NECROTUM - INTERNAL SCREAM


Necrotum a annoncé via ses réseaux sociaux travailler sur un album qui sera une sorte de compilation regroupant des morceaux restaurés et ré-enregistrés extraits de sa seconde démo, May the Dead Rise, parue en 2020, et de son premier album, Condemned to Burn, sorti la même année. Il me semble que le groupe roumain s'était déjà prêté à cet exercice il y a de cela cinq ans sur une compil intitulée Gore Unleashed que le petit label Unholy Worship Productions avait distribué au format cassette. Quoi qu'il en soit, voici une occasion en or de découvrir, pour ceux qui ne connaîtraient pas, le death old school du talentueux trio de Brasov et dont vous allez pouvoir goûter un aperçu avec une version relookée du morceau Internal Scream qui figurait donc à l'origine sur la démo May the Dead Rise.

CADAVERIC REMAINS - GOD OF ALL PLAGUES


Nouveau venu sur la scène sud-américaine, Cadaveric Remains ne s'embarrasse pas d'artifices sur son premier EP, God of All Plagues, qui vient de paraître, le groupe brésilien pratiquant un death metal de la vieille école des plus sincères. Pour couronner le tout, l'intégralité de cet objet, soit trois morceaux en tout, est en écoute ci-dessous.

CHRONIQUES DE LA FOSSE : NOIRSUAIRE - THE WRATH OF THE SILENT TEMPLES (2025)


Ainsi donc, la bête respirait encore sous les cendres. Brièvement inscrite à l'article de la mort, on la vit réapparaître dans les bois sombres bordant Montségur, sous la forme d'un ermite vêtu d'un châle couleur de suie, errant parmi les arbres que l'hiver avait figés. Durant les nuits glaciales, dans les ténèbres silencieuses comme des tombes, l'on pouvait entendre, en tendant bien l'oreille, les bruit sourd de ses pas dans la neige fraîche, auquel se mêlait parfois le hululement lointain d'un hibou guettant sa proie.
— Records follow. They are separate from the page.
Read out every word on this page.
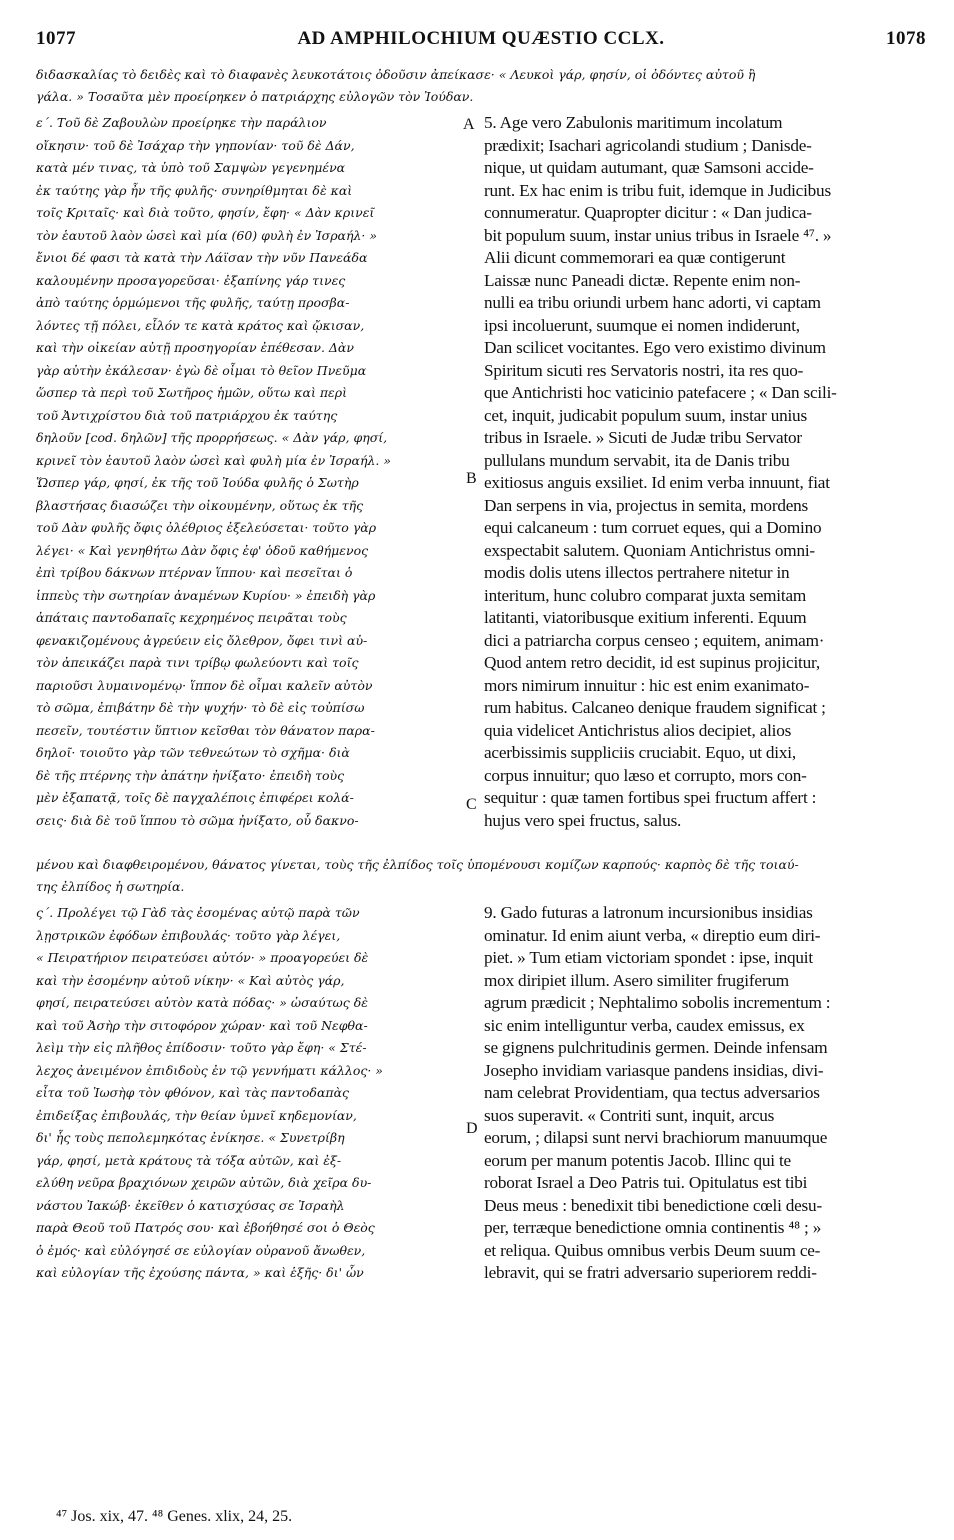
1077	AD AMPHILOCHIUM QUÆSTIO CCLX.	1078
διδασκαλίας τὸ δειδὲς καὶ τὸ διαφανὲς λευκοτάτοις ὀδοῦσιν ἀπείκασε· « Λευκοὶ γάρ, φησίν, οἱ ὀδόντες αὐτοῦ ἢ
γάλα. » Τοσαῦτα μὲν προείρηκεν ὁ πατριάρχης εὐλογῶν τὸν Ἰούδαν.
ε΄. Τοῦ δὲ Ζαβουλὼν προείρηκε τὴν παράλιον
οἴκησιν· τοῦ δὲ Ἰσάχαρ τὴν γηπονίαν· τοῦ δὲ Δάν,
κατὰ μέν τινας, τὰ ὑπὸ τοῦ Σαμψὼν γεγενημένα
ἐκ ταύτης γὰρ ἦν τῆς φυλῆς· συνηρίθμηται δὲ καὶ
τοῖς Κριταῖς· καὶ διὰ τοῦτο, φησίν, ἔφη· « Δὰν κρινεῖ
τὸν ἑαυτοῦ λαὸν ὡσεὶ καὶ μία (60) φυλὴ ἐν Ἰσραήλ· »
ἔνιοι δέ φασι τὰ κατὰ τὴν Λάϊσαν τὴν νῦν Πανεάδα
καλουμένην προσαγορεῦσαι· ἐξαπίνης γάρ τινες
ἀπὸ ταύτης ὁρμώμενοι τῆς φυλῆς, ταύτῃ προσβα-
λόντες τῇ πόλει, εἷλόν τε κατὰ κράτος καὶ ᾤκισαν,
καὶ τὴν οἰκείαν αὐτῇ προσηγορίαν ἐπέθεσαν. Δὰν
γὰρ αὐτὴν ἐκάλεσαν· ἐγὼ δὲ οἶμαι τὸ θεῖον Πνεῦμα
ὥσπερ τὰ περὶ τοῦ Σωτῆρος ἡμῶν, οὕτω καὶ περὶ
τοῦ Ἀντιχρίστου διὰ τοῦ πατριάρχου ἐκ ταύτης
δηλοῦν [cod. δηλῶν] τῆς προρρήσεως. « Δὰν γάρ, φησί,
κρινεῖ τὸν ἑαυτοῦ λαὸν ὡσεὶ καὶ φυλὴ μία ἐν Ἰσραήλ. »
Ὥσπερ γάρ, φησί, ἐκ τῆς τοῦ Ἰούδα φυλῆς ὁ Σωτὴρ
βλαστήσας διασώζει τὴν οἰκουμένην, οὕτως ἐκ τῆς
τοῦ Δὰν φυλῆς ὄφις ὀλέθριος ἐξελεύσεται· τοῦτο γὰρ
λέγει· « Καὶ γενηθήτω Δὰν ὄφις ἐφ' ὁδοῦ καθήμενος
ἐπὶ τρίβου δάκνων πτέρναν ἵππου· καὶ πεσεῖται ὁ
ἱππεὺς τὴν σωτηρίαν ἀναμένων Κυρίου· » ἐπειδὴ γὰρ
ἀπάταις παντοδαπαῖς κεχρημένος πειρᾶται τοὺς
φενακιζομένους ἀγρεύειν εἰς ὄλεθρον, ὄφει τινὶ αὐ-
τὸν ἀπεικάζει παρὰ τινι τρίβῳ φωλεύοντι καὶ τοῖς
παριοῦσι λυμαινομένῳ· ἵππον δὲ οἶμαι καλεῖν αὐτὸν
τὸ σῶμα, ἐπιβάτην δὲ τὴν ψυχήν· τὸ δὲ εἰς τοὐπίσω
πεσεῖν, τουτέστιν ὕπτιον κεῖσθαι τὸν θάνατον παρα-
δηλοῖ· τοιοῦτο γὰρ τῶν τεθνεώτων τὸ σχῆμα· διὰ
δὲ τῆς πτέρνης τὴν ἀπάτην ἠνίξατο· ἐπειδὴ τοὺς
μὲν ἐξαπατᾷ, τοῖς δὲ παγχαλέποις ἐπιφέρει κολά-
σεις· διὰ δὲ τοῦ ἵππου τὸ σῶμα ἠνίξατο, οὗ δακνο-
5. Age vero Zabulonis maritimum incolatum
prædixit; Isachari agricolandi studium ; Danisde-
nique, ut quidam autumant, quæ Samsoni accide-
runt. Ex hac enim is tribu fuit, idemque in Judicibus
connumeratur. Quapropter dicitur : « Dan judica-
bit populum suum, instar unius tribus in Israele ⁴⁷. »
Alii dicunt commemorari ea quæ contigerunt
Laissæ nunc Paneadi dictæ. Repente enim non-
nulli ea tribu oriundi urbem hanc adorti, vi captam
ipsi incoluerunt, suumque ei nomen indiderunt,
Dan scilicet vocitantes. Ego vero existimo divinum
Spiritum sicuti res Servatoris nostri, ita res quo-
que Antichristi hoc vaticinio patefacere ; « Dan scili-
cet, inquit, judicabit populum suum, instar unius
tribus in Israele. » Sicuti de Judæ tribu Servator
pullulans mundum servabit, ita de Danis tribu
exitiosus anguis exsiliet. Id enim verba innuunt, fiat
Dan serpens in via, projectus in semita, mordens
equi calcaneum : tum corruet eques, qui a Domino
exspectabit salutem. Quoniam Antichristus omni-
modis dolis utens illectos pertrahere nitetur in
interitum, hunc colubro comparat juxta semitam
latitanti, viatoribusque exitium inferenti. Equum
dici a patriarcha corpus censeo ; equitem, animam·
Quod antem retro decidit, id est supinus projicitur,
mors nimirum innuitur : hic est enim exanimato-
rum habitus. Calcaneo denique fraudem significat ;
quia videlicet Antichristus alios decipiet, alios
acerbissimis suppliciis cruciabit. Equo, ut dixi,
corpus innuitur; quo læso et corrupto, mors con-
sequitur : quæ tamen fortibus spei fructum affert :
hujus vero spei fructus, salus.
A
B
C
D
μένου καὶ διαφθειρομένου, θάνατος γίνεται, τοὺς τῆς ἐλπίδος τοῖς ὑπομένουσι κομίζων καρπούς· καρπὸς δὲ τῆς τοιαύ-
της ἐλπίδος ἡ σωτηρία.
ς΄. Προλέγει τῷ Γὰδ τὰς ἐσομένας αὐτῷ παρὰ τῶν
λῃστρικῶν ἐφόδων ἐπιβουλάς· τοῦτο γὰρ λέγει,
« Πειρατήριον πειρατεύσει αὐτόν· » προαγορεύει δὲ
καὶ τὴν ἐσομένην αὐτοῦ νίκην· « Καὶ αὐτὸς γάρ,
φησί, πειρατεύσει αὐτὸν κατὰ πόδας· » ὡσαύτως δὲ
καὶ τοῦ Ἀσὴρ τὴν σιτοφόρον χώραν· καὶ τοῦ Νεφθα-
λεὶμ τὴν εἰς πλῆθος ἐπίδοσιν· τοῦτο γὰρ ἔφη· « Στέ-
λεχος ἀνειμένον ἐπιδιδοὺς ἐν τῷ γεννήματι κάλλος· »
εἶτα τοῦ Ἰωσὴφ τὸν φθόνον, καὶ τὰς παντοδαπὰς
ἐπιδείξας ἐπιβουλάς, τὴν θείαν ὑμνεῖ κηδεμονίαν,
δι' ἧς τοὺς πεπολεμηκότας ἐνίκησε. « Συνετρίβη
γάρ, φησί, μετὰ κράτους τὰ τόξα αὐτῶν, καὶ ἐξ-
ελύθη νεῦρα βραχιόνων χειρῶν αὐτῶν, διὰ χεῖρα δυ-
νάστου Ἰακώβ· ἐκεῖθεν ὁ κατισχύσας σε Ἰσραὴλ
παρὰ Θεοῦ τοῦ Πατρός σου· καὶ ἐβοήθησέ σοι ὁ Θεὸς
ὁ ἐμός· καὶ εὐλόγησέ σε εὐλογίαν οὐρανοῦ ἄνωθεν,
καὶ εὐλογίαν τῆς ἐχούσης πάντα, » καὶ ἑξῆς· δι' ὧν
9. Gado futuras a latronum incursionibus insidias
ominatur. Id enim aiunt verba, « direptio eum diri-
piet. » Tum etiam victoriam spondet : ipse, inquit
mox diripiet illum. Asero similiter frugiferum
agrum prædicit ; Nephtalimo sobolis incrementum :
sic enim intelliguntur verba, caudex emissus, ex
se gignens pulchritudinis germen. Deinde infensam
Josepho invidiam variasque pandens insidias, divi-
nam celebrat Providentiam, qua tectus adversarios
suos superavit. « Contriti sunt, inquit, arcus
eorum, ; dilapsi sunt nervi brachiorum manuumque
eorum per manum potentis Jacob. Illinc qui te
roborat Israel a Deo Patris tui. Opitulatus est tibi
Deus meus : benedixit tibi benedictione cœli desu-
per, terræque benedictione omnia continentis ⁴⁸ ; »
et reliqua. Quibus omnibus verbis Deum suum ce-
lebravit, qui se fratri adversario superiorem reddi-
⁴⁷ Jos. xix, 47. ⁴⁸ Genes. xlix, 24, 25.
La nouvelle parcourut villages et hameaux, portée par un vent piquant qui venait du nord : Noirsuaire était de retour.

Nouveau chapitre que la nuit elle-même semble avoir écrit sous la clarté languissante d'un croissant de lune accroché entre deux nuages, The Wrath of the Silent Temples est la signature d'un maître divulguant les secrets que cache l'obscurité. Dans les monts brumeux que l'hiver recouvre de son linceul ou dans les ruines des châteaux des vénérables ancêtres, statues de pierre pétrifiées par le temps, Noirsuaire distille son poison vampirique en invoquant les esprits des dimensions maléfiques. Tel un guerrier revenu d'entre les morts, il rassemble son armée des ombres en poussant un cri de ralliement fielleux et primitif. Adepte d'un art noir suintant des profondeurs de la terre, il en exploite les rouages complexes, en étudie les formules, dont le commun des mortels ne soupçonnerait pas l'existence, pour arriver à un résultat que bien peu réussirent à atteindre : faire naître l'excellence dans le chaos. Aidé de ses précieux acolytes, l'artiste possède l'expérience nécessaire afin de prolonger la nuit. Au son d'un black metal respirant la sincérité et ancré dans ses racines ancestrales, il sonne la charge sur The Scourge from Kisiljevo, remuant en nous les souvenirs vivaces que nous avions de lui sur ses précédents efforts, de Possessed by a Malignant Lust à By the Screams of Porphyric Seraphs en passant par Black Flame of Unholy Tradition. Les rythmiques guerrières, puissantes et vindicatives sont son apanage, à l'image du morceau qui a donné son titre à ce EP, tandis que quelque part entre radicalité et mélancolie, la créativité prend des atours plus mystiques, plus mélodiques que To Roam Among the Darkest Hounds restitue parfaitement durant six minutes d'une qualité lyrique exceptionnelle tutoyant les sommets enneigés de la chaîne pyrénéenne, quand ce n'est pas le son nostalgique et rêveur d'une orgue qui nous prend aux tripes sans crier gare.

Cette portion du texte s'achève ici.